According to the AAFP organization, it states that “A confidential relationship between physician and patient is essential for the free flow of information necessary for sound medical care. Only in a very setting of trust will a patient share the non-public feelings and private history that modify the doctor to understand absolutely, to diagnose logically, and to treat properly. The yank Academy of Family Physicians (AAFP) supports full access by physicians to all or any electronic health data among the context of the medical home.”
I believe that patient’s confidentiality should be protected. In the past, the privileged nature of communications between physician and patient has been a safeguard for the patient’s personal privacy and constitutional rights. Data sharing is a lot of work, significantly across state lines given differing state patient privacy/confidentiality necessities. The AAFP believes that state and federal legislators and jurists ought to request a bigger degree of standardization by recognizing the subsequent principles relating to the privacy of medical information:
An example of this ethical dilemma of patient confidentiality is that if a health professional like a nurse has a patient who is diagnosed with HIV and knows that the person is in a relationship with someone who doesn’t have HIV, Do they have the right to have the “duty to warn”? Even if the patient’s confidentiality will be broken. Honestly the nurse has no right to go ahead and tell the significant other of the patient anything even if they think it’s their duty. It’s understood that the patient might be putting their significant other at risk. The patient can tell their significant other anytime they feel like they are ready. According to the Perspective in Clinical Research website it states that “Information of a patient should be released to others only with the patient’s permission or allowed by law. When a patient is unable to do so because of age, mental incapacity the decisions about information sharing should be made by the legal representative or legal guardian of the patient. Information shared as a result of clinical interaction is considered confidential and must be protected.” With that being said, no matter what the duty of waring is the nurse lawfully has no right to tell the significant other anything.

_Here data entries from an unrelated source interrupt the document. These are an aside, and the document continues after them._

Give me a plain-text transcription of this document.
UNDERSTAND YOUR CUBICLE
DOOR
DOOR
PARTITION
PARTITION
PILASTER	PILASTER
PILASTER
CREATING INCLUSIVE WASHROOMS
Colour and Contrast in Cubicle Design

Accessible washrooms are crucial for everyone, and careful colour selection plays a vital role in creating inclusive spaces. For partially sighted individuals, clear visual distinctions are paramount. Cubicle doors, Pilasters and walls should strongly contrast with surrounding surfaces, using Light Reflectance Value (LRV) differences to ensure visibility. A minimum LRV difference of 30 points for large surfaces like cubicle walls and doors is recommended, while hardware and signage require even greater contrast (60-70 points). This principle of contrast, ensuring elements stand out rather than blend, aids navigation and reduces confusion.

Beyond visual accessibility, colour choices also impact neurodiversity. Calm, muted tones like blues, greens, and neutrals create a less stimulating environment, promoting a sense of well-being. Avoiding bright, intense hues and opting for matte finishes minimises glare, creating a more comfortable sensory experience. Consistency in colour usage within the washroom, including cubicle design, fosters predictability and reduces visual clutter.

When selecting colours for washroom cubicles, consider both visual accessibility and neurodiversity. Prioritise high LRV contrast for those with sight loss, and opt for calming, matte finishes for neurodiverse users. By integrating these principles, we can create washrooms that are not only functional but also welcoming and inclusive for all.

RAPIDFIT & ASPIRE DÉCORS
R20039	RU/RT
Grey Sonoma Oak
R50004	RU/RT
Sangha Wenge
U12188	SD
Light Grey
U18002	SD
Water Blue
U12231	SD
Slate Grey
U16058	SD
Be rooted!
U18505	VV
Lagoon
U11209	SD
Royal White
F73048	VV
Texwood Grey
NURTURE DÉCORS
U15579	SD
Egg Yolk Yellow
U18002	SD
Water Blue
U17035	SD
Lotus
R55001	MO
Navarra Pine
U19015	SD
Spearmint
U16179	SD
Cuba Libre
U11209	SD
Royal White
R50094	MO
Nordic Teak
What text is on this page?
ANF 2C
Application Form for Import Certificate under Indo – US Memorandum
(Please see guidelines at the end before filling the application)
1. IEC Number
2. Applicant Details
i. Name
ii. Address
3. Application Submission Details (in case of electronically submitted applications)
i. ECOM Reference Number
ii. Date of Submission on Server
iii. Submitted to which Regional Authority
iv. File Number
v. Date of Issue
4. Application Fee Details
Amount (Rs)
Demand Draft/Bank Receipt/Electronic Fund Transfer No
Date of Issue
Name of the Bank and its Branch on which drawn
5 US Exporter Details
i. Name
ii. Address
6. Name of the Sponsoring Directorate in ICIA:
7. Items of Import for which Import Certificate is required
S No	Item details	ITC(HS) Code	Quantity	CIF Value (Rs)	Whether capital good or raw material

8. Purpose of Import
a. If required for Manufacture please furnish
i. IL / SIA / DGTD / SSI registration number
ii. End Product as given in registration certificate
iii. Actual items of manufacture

Another example of the ethical dilemma of patient confidentiality is security breaches. There security issues breaks patient privacy once confidential health data are formed on the market to other people while not the patient’s conformation was not given. There was another two recent incidents at Howard University Hospital According to Washington it showed that inadequate knowledge security will have an effect on an oversized range of individuals. On May 14, 2013, federal prosecutors charged one of the nurse in the hospital’s medical technicians with violating the insurance movability and responsibility Act (HIPAA). In the article it states that “Prosecutors said that over a 17-month period, Laurie Napper used her position at the hospital as a way to gain access to the patients’ names, addresses and Medicare numbers in order to sell their information for money”. There was a plea hearing for what she did on June 12, 2013 in which she was found guilty and sentenced for 6 months and fined a total of $2,100. A few week later the hospital let every single one of the patient’s whose information was sold what had happen and ways for them to fix.